Here are a few of the disc drives I have on my desk. I might have a few more in the storage. I have a Toshiba HD-DVD drive on the top left, an LG UHD BD drive on the top right, a Pioneer BD drive on the bottom left and a Apple SuperDrive on the bottom right. I am pretty sure all of these would work with Kaleidescape.
The USB 2.0 interface has 5V on its power pins and can carry up to 0.5A of current but it is not a requirement. Some disc drives use the 2.5W* on the USB interface to power themselves. Kaleidescape requires the drive to be self powered with its own power supply which indicates that the USB ports on the Terra doesn't have a 2.5W power budget.
The USB 3.0 interface is newer and brings some improvements over the USB 2.0 protocol. The most prominent one is much faster transfer speeds. The spinning disc drives have difficulty saturating the USB 2.0 bandwidth because they simply can't read fast enough. So it is rare to have a disc drive with the USB 3.0 interface. Nevertheless the USB 3.0 protocol is fully backwards compatible and it will work without issue with USB 2.0 devices.

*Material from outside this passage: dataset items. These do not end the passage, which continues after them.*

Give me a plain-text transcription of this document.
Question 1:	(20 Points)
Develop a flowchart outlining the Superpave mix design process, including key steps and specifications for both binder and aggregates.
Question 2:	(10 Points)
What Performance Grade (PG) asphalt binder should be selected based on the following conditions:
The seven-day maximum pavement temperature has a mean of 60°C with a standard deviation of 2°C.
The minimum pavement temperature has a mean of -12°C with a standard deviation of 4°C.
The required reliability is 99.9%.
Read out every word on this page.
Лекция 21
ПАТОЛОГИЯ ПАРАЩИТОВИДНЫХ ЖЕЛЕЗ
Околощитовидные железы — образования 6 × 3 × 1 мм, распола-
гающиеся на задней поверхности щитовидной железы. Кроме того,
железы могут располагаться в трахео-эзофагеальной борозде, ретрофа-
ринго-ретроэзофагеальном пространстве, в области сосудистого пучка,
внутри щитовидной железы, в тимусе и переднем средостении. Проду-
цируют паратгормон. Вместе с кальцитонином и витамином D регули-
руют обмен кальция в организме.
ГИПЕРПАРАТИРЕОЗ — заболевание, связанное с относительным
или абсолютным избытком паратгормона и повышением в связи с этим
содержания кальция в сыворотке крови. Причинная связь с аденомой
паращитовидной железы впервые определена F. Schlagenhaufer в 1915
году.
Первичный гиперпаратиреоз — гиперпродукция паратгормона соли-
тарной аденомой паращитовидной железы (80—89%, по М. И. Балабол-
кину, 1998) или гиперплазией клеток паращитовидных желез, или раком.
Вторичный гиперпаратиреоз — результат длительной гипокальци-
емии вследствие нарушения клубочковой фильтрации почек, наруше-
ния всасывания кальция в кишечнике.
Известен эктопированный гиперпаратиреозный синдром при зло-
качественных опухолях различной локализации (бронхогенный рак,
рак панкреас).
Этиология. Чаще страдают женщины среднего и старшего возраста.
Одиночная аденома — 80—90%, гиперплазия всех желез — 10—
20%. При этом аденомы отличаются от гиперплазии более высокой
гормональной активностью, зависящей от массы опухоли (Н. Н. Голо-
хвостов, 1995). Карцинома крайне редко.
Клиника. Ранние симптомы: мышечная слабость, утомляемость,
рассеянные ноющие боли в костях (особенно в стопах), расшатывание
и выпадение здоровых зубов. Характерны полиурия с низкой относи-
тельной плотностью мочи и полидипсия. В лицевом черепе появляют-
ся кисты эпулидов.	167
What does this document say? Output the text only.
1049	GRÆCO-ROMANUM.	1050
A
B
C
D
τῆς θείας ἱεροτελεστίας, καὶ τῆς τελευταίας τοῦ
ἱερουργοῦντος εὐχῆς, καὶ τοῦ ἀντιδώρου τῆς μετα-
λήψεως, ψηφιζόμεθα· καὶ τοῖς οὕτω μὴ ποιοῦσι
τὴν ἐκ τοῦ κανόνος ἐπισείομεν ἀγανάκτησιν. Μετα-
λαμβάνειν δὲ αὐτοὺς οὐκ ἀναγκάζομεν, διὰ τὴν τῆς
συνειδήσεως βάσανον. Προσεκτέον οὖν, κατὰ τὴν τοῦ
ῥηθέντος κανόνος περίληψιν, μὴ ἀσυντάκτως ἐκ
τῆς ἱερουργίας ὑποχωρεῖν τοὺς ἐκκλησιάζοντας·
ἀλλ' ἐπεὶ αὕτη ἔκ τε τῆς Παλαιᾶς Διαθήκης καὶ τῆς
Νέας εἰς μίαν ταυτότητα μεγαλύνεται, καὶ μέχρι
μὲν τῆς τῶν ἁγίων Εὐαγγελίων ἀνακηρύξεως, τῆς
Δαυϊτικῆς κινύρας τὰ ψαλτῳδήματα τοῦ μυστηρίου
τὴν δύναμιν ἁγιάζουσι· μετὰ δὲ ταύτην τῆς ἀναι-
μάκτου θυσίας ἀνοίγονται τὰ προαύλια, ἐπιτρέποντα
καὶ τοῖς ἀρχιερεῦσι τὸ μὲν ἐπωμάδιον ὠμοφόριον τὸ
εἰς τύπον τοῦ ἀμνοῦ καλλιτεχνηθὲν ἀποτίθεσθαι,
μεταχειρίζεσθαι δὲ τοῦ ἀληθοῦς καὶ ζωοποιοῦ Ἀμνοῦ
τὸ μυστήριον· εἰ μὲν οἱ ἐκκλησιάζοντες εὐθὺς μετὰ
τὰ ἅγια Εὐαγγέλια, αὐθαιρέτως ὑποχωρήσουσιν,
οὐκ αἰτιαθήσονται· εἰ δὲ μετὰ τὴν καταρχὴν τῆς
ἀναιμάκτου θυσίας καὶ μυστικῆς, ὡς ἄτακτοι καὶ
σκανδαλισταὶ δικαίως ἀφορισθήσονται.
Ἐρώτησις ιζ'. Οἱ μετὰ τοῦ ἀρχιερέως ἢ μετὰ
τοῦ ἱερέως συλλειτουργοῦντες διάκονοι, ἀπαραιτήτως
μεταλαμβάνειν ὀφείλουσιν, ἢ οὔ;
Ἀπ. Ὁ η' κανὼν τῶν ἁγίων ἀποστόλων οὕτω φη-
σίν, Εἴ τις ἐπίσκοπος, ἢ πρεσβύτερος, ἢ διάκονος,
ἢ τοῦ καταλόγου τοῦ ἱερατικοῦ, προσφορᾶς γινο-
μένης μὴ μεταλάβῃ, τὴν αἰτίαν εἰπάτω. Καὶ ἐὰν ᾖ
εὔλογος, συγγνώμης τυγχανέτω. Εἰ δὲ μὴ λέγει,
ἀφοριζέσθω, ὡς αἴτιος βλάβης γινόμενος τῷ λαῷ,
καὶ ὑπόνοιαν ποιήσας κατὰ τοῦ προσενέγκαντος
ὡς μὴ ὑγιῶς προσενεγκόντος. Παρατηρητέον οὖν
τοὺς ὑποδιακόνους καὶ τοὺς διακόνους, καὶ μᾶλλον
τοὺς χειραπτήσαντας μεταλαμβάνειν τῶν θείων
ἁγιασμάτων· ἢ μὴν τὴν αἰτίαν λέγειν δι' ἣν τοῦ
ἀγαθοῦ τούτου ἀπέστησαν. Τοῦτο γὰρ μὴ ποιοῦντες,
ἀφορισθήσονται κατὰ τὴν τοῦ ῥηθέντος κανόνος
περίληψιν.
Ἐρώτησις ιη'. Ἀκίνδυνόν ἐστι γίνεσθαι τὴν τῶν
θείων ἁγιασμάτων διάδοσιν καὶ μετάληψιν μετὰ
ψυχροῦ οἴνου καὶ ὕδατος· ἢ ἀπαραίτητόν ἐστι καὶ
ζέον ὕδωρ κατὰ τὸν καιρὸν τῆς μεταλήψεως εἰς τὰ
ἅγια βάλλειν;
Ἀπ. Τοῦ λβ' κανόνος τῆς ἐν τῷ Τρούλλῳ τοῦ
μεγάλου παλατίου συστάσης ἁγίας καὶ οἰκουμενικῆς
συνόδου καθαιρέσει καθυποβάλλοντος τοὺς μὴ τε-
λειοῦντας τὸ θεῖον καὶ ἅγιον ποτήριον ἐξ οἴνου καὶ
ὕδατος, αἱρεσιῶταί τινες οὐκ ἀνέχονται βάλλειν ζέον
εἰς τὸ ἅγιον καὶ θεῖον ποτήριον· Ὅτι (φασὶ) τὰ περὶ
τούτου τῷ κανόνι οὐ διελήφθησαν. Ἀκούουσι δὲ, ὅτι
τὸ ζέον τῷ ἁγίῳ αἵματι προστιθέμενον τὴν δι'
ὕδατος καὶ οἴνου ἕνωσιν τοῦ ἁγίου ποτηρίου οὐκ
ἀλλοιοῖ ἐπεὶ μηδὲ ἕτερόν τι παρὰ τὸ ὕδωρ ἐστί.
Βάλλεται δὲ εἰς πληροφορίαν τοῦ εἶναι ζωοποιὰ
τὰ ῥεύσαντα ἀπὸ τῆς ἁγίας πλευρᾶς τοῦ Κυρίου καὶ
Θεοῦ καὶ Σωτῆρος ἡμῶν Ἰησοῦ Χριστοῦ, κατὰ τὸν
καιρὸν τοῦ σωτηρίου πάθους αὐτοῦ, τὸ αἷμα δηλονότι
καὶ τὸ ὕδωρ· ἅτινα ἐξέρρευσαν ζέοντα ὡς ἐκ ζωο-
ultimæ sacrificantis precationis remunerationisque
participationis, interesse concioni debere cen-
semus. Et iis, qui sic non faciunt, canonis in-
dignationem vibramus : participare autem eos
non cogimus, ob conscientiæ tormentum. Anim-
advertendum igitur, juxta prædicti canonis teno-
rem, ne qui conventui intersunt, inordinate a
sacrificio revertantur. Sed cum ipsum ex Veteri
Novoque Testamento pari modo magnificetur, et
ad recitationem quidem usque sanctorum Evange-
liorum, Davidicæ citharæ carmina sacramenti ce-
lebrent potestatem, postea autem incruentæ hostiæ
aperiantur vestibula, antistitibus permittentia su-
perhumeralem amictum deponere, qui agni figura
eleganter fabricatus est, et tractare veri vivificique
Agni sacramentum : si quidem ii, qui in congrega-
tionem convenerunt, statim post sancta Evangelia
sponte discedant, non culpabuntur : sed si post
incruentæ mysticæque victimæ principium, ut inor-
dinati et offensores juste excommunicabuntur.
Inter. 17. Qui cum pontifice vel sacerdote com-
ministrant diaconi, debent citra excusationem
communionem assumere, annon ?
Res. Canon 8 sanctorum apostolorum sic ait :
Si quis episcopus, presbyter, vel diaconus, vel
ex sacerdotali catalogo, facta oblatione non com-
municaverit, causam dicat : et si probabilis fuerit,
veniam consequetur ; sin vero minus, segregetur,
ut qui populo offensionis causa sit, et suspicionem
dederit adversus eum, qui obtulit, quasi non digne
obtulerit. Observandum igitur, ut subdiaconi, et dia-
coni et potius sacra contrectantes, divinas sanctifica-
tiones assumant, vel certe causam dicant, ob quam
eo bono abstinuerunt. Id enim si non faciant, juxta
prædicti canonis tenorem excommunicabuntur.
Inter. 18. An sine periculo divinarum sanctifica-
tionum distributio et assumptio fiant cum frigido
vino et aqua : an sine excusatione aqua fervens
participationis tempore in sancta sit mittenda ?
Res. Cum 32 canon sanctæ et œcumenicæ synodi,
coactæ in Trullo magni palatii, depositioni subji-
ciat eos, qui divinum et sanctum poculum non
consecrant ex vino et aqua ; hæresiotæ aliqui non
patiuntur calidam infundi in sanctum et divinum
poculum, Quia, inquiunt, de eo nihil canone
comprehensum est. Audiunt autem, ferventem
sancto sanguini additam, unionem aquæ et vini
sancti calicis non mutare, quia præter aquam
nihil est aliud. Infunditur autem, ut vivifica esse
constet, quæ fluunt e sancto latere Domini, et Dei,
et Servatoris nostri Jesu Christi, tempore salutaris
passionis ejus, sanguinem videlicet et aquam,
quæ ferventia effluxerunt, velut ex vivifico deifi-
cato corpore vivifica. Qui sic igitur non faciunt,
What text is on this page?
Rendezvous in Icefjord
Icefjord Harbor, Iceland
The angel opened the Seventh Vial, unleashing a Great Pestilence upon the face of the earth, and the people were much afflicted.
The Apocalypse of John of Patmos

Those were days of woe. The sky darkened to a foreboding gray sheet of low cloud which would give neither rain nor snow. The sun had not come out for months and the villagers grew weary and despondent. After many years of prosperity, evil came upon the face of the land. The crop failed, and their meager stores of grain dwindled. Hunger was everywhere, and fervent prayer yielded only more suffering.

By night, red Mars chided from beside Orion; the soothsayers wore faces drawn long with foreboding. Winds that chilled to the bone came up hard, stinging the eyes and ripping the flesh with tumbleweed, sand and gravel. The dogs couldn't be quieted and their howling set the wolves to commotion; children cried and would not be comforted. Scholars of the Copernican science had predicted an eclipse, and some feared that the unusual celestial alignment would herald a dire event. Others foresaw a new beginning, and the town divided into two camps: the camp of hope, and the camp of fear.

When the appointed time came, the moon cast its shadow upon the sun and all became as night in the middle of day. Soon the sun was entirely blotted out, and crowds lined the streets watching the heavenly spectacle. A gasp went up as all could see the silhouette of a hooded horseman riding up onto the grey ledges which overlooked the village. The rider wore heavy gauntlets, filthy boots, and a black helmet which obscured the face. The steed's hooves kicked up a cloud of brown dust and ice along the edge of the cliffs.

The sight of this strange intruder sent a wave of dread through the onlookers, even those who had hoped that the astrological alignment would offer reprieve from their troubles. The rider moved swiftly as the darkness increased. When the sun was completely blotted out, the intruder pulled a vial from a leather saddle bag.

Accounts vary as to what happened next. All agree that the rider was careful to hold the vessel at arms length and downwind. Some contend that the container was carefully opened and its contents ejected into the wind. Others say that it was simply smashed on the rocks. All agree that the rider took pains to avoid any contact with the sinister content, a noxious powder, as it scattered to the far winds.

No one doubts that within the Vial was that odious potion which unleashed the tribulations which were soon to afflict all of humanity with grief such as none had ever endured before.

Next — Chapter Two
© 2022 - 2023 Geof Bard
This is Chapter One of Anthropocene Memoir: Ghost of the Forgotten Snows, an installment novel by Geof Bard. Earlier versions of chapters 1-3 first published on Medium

Most of these PC/MAC disc drives have the plug and play (PnP) protocol which allows them to transfer the raw "read" data to another PnP compatible device such as a PC, MAC, Linux, Android and iOS device. In this protocol, the disc drive simply appear as a storage drive similar to a flash drive. So the connected PnP capable device can see the data on the disc but may require additional software to execute it. For example older versions of Windows such as Windows 7 or Vista included DVD decryption, decoding and playback software so they could play a DVD. Windows 10 and later dropped this capability. Although they can read and see the data on a DVD, they can't play it unless you install a 3rd party DVD playback software such as PowerDVD or VLC media player.
I don't know for sure but if I must take a guess the Kaleidescape OS is most likely based on Linux so the PnP protocol is inheritably there. Any portable disc drive designed to be connected to a computer and doesn't require proprietary software drivers should work with Kaleidescape.
*5V x 0.5A = 2.5W.
Edit: I realized I failed to mention DVD, Blu-ray, HD-DVD and UHD Blu-ray are encrypted and requires hardware decryption. Therefore, the disc drive is responsible for decrypting these discs. For instance, the Pioneer BD-XL drive in the picture below can read discs with up to 4 layers and 100GB. Since it doesn't have the necessary hardware based decryption capabilities, it can't transfer data from UHD BD discs.
Fun experiment: Now, do I want to try the Toshiba HD-DVD drive and try cataloging a HD-DVD?
(I bought nearly the entire HD-DVD catalog of about 400 titles when the format war was over and they were each $5 while Blu-rays were still above $30. Unfortunately, the manufacturing methods were very poor at the time and only a fraction of these play today. The entire Warner catalog rotted in only a few years).